Categories
Engineer phones

A week with the iPhone 6 Plus

After a week with the iPhone 6 Plus Dan Lane endorses the bigger screen after using it instead of his laptop on a day out in London.

After a week with the iPhone 6 Plus Tref asked me to write up my experience with the behemoth, but I’m not going to do that. There are hundreds of reviews out there which tell you it’s too big, it’s too bendy or it’s just right. No, I’m simply going to tell you about Tuesday.

After receiving the device on Friday I’d spent the weekend fumbling with it thinking I’d made a mistake buying this comically oversized phone but then came Tuesday.  This was the day the iPhone 6 Plus really shone and I realised I hadn’t made an expensive mistake.

I was due to install some equipment in Telehouse so I threw my kit bag into the boot of my car and made the 2 hour drive from Winchester to Docklands using the TomTom app on the iPhone 6 Plus as my satnav (having purchased a new iOttie windscreen mount because my previous one was too small!). Even though the TomTom app has yet to be updated to take advantage of the larger screen it looked fantastic in the zoomed mode and I much preferred it to my previous iPhone 5s.

When I arrived at Telehouse I lugged my kit bag containing my Macbook Pro and iPad to the rack, I pulled the information I needed to locate and get access to the rack from Evernote and started to install the kit. As well as the equipment I was installing there were various tasks that were documented in Basecamp which loaded nicely on my phone.

I used the camera to upload photos of the cabling changes I’d made to Basecamp for future reference and the photo was so clear and detailed that you could read the circuit number from the cable’s tag. I also used the Slack app to communicate back with the various members of the team who had logged the work. I probably spent about three hours at the rack and my phone was on for most of the time, the battery read 97% when I left having been fully charged by the drive over.

Next, since I was in London I had a customer meeting scheduled. I drove over and met the customer (keeping the phone in my pocket and using my car’s built in satnav this time) and through the meeting I took notes using Evernote on my 6 Plus. Ordinarily I’d use my Macbook or my iPad and at one point I did feel like I needed to place my phone down face-up showing the Evernote screen so he didn’t think I was busily texting someone.

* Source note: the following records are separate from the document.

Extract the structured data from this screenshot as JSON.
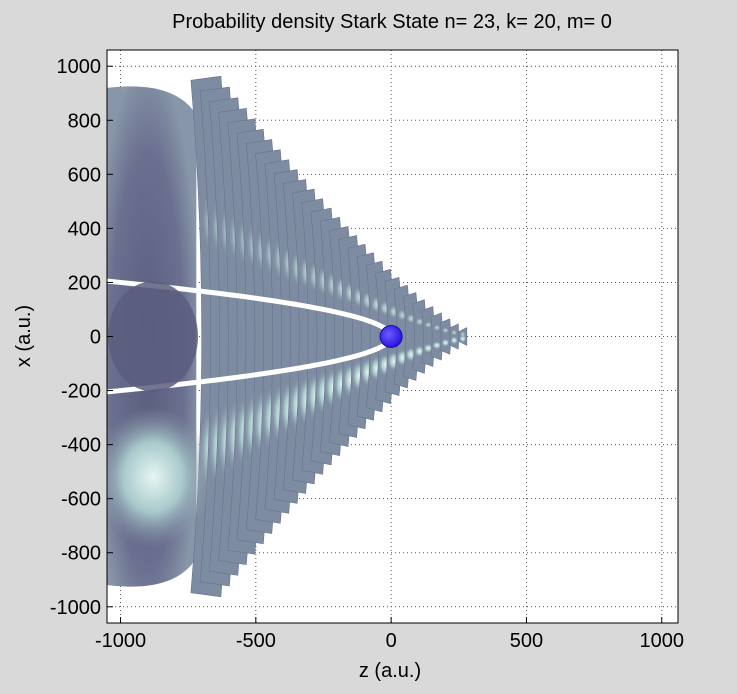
{
  "chart_data": {
    "type": "heatmap",
    "title": "Probability density Stark State  n= 23, k= 20, m= 0",
    "xlabel": "z (a.u.)",
    "ylabel": "x (a.u.)",
    "xlim": [
      -1050,
      1060
    ],
    "ylim": [
      -1060,
      1060
    ],
    "xticks": [
      -1000,
      -500,
      0,
      500,
      1000
    ],
    "yticks": [
      1000,
      800,
      600,
      400,
      200,
      0,
      -200,
      -400,
      -600,
      -800,
      -1000
    ],
    "grid": true,
    "nucleus": {
      "z": 0,
      "x": 0
    },
    "colors": {
      "figure_bg": "#d9d9d9",
      "plot_bg": "#ffffff",
      "density_dark": "#5b5d7e",
      "density_mid": "#7f8ea3",
      "density_light": "#c3e4e2",
      "nucleus": "#2b14e0"
    }
  }
}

After the meeting I had an hour or so to kill before meeting my girlfriend for dinner so I found a coffee shop and got down to some e-mails and support tickets, again I just did them on the 6 plus using the Gmail and Zendesk apps. This is where it occurred to me that I hadn’t opened my laptop all day not because I made a conscious effort to only use my iPhone but because the iPhone was all I needed – I probably pulled it out of my pocket to check Facebook and noticed there was a ticket that needed my attention and got carried away with some emails.

If I had been on my old 5s I’d have seen that ticket and reached for my laptop but with the bigger form factor and bigger keyboard it was no hassle to tap out reply after reply while my laptop remained unopened in my bag. I was in the coffee shop for just over an hour and a half and I didn’t put my phone down once – by the time I left my battery was still over 65%.

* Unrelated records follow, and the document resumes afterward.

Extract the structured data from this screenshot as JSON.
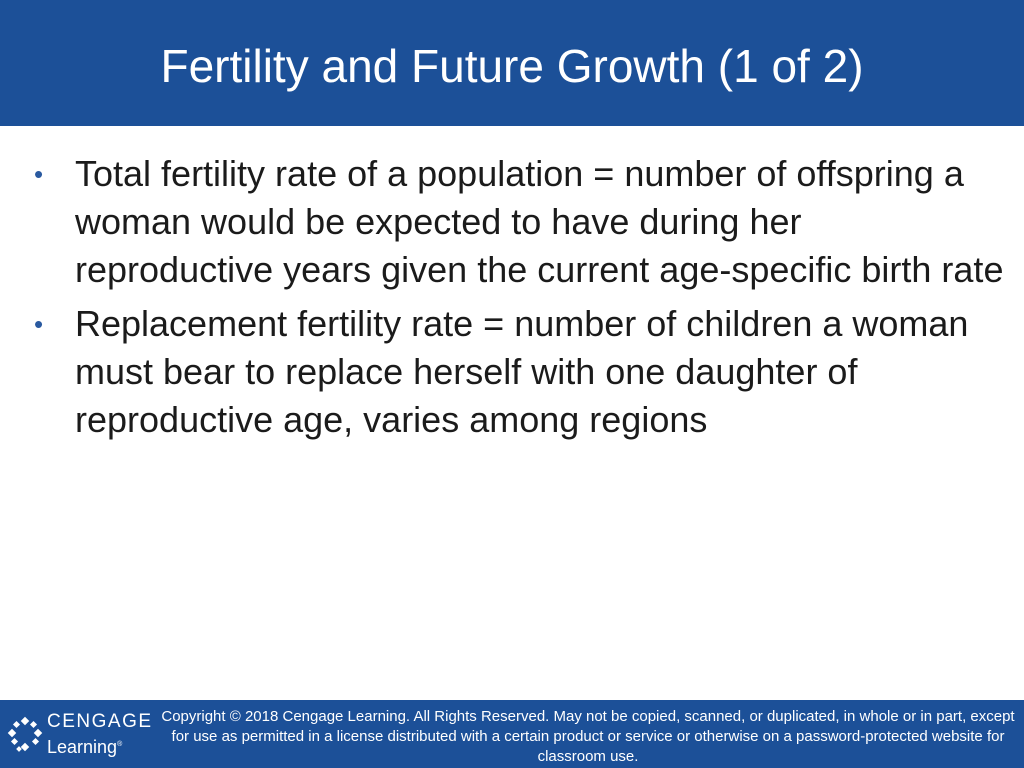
{
  "slide": {
    "title": "Fertility and Future Growth (1 of 2)",
    "bullets": [
      {
        "marker": "•",
        "text": "Total fertility rate of a population = number of offspring a woman would be expected to have during her reproductive years given the current age-specific birth rate"
      },
      {
        "marker": "•",
        "text": "Replacement fertility rate = number of children a woman must bear to replace herself with one daughter of reproductive age, varies among regions"
      }
    ]
  },
  "footer": {
    "logo": {
      "word": "CENGAGE",
      "sub": "Learning",
      "reg": "®",
      "icon": "cengage-logo-icon"
    },
    "copyright": "Copyright © 2018 Cengage Learning. All Rights Reserved. May not be copied, scanned, or duplicated, in whole or in part, except for use as permitted in a license distributed with a certain product or service or otherwise on a password-protected website for classroom use."
  },
  "colors": {
    "brand_blue": "#1c5098",
    "bullet_blue": "#2a5aa0",
    "body_text": "#1b1b1b",
    "background": "#ffffff"
  }
}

While I was in the coffee shop I needed to do some field testing for our new mobile service – this involved an iPhone 5s I use as test device. I was immediately surprised at how minuscule and cramped the 5s felt after only 4 days using the bigger device and this really cemented my appreciation of the larger screen and form factor.

The phone pretty much stayed untouched while I had dinner with the girl and then served as satnav and MP3 player (via Spotify) for the 1.5 hour journey home – as an experiment I didn’t plug it in and the phone was down to 14% when I arrived home which considering it’d been using GPS, bluetooth, streaming data and had the display on for the whole journey was pretty good in my book.

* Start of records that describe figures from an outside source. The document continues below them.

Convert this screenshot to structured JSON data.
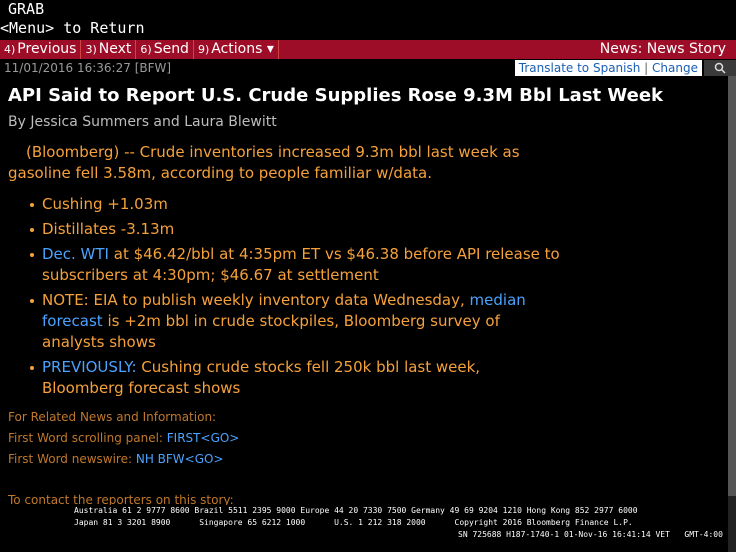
{
  "header": {
    "title": "GRAB",
    "subtitle": "<Menu> to Return"
  },
  "toolbar": {
    "buttons": [
      {
        "key": "4)",
        "label": "Previous"
      },
      {
        "key": "3)",
        "label": "Next"
      },
      {
        "key": "6)",
        "label": "Send"
      },
      {
        "key": "9)",
        "label": "Actions ▾"
      }
    ],
    "right": "News: News Story"
  },
  "meta": {
    "timestamp": "11/01/2016 16:36:27 [BFW]",
    "translate": "Translate to Spanish",
    "separator": "|",
    "change": "Change"
  },
  "story": {
    "headline": "API Said to Report U.S. Crude Supplies Rose 9.3M Bbl Last Week",
    "byline": "By Jessica Summers and Laura Blewitt",
    "lead": "(Bloomberg) -- Crude inventories increased 9.3m bbl last week as gasoline fell 3.58m, according to people familiar w/data.",
    "bullets": [
      {
        "before": "Cushing +1.03m"
      },
      {
        "before": "Distillates -3.13m"
      },
      {
        "link": "Dec. WTI",
        "after": " at $46.42/bbl at 4:35pm ET vs $46.38 before API release to subscribers at 4:30pm; $46.67 at settlement"
      },
      {
        "before": "NOTE: EIA to publish weekly inventory data Wednesday, ",
        "link": "median forecast",
        "after": " is +2m bbl in crude stockpiles, Bloomberg survey of analysts shows"
      },
      {
        "link": "PREVIOUSLY:",
        "after": " Cushing crude stocks fell 250k bbl last week, Bloomberg forecast shows"
      }
    ],
    "related": {
      "heading": "For Related News and Information:",
      "lines": [
        {
          "label": "First Word scrolling panel: ",
          "link": "FIRST<GO>"
        },
        {
          "label": "First Word newswire: ",
          "link": "NH BFW<GO>"
        }
      ]
    },
    "contact": "To contact the reporters on this story:"
  },
  "footer": {
    "line1": "Australia 61 2 9777 8600 Brazil 5511 2395 9000 Europe 44 20 7330 7500 Germany 49 69 9204 1210 Hong Kong 852 2977 6000",
    "line2": "Japan 81 3 3201 8900      Singapore 65 6212 1000      U.S. 1 212 318 2000      Copyright 2016 Bloomberg Finance L.P.",
    "line3": "SN 725688 H187-1740-1 01-Nov-16 16:41:14 VET   GMT-4:00"
  }
}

Could I have done everything I did on the iPhone 5s or the regular sized iPhone 6? Yes, of course! but when I had that device I never did. For me the bigger screen turns it from a phone that happens to do smart things into a small tablet that happens to also be a phone and this encourages more use in that fashion. It’ll never replace the laptop in the datacentre visit as I’d need to pull that out for ethernet or serial access but for the tasks I did on that day it was more than adequate and performed admirably.

Of course your tastes and requirements vary but if you’re undecided between which size to go for and you think you’d prefer a small tablet that happens to be an oversized phone then you’re going to love the iPhone 6 Plus.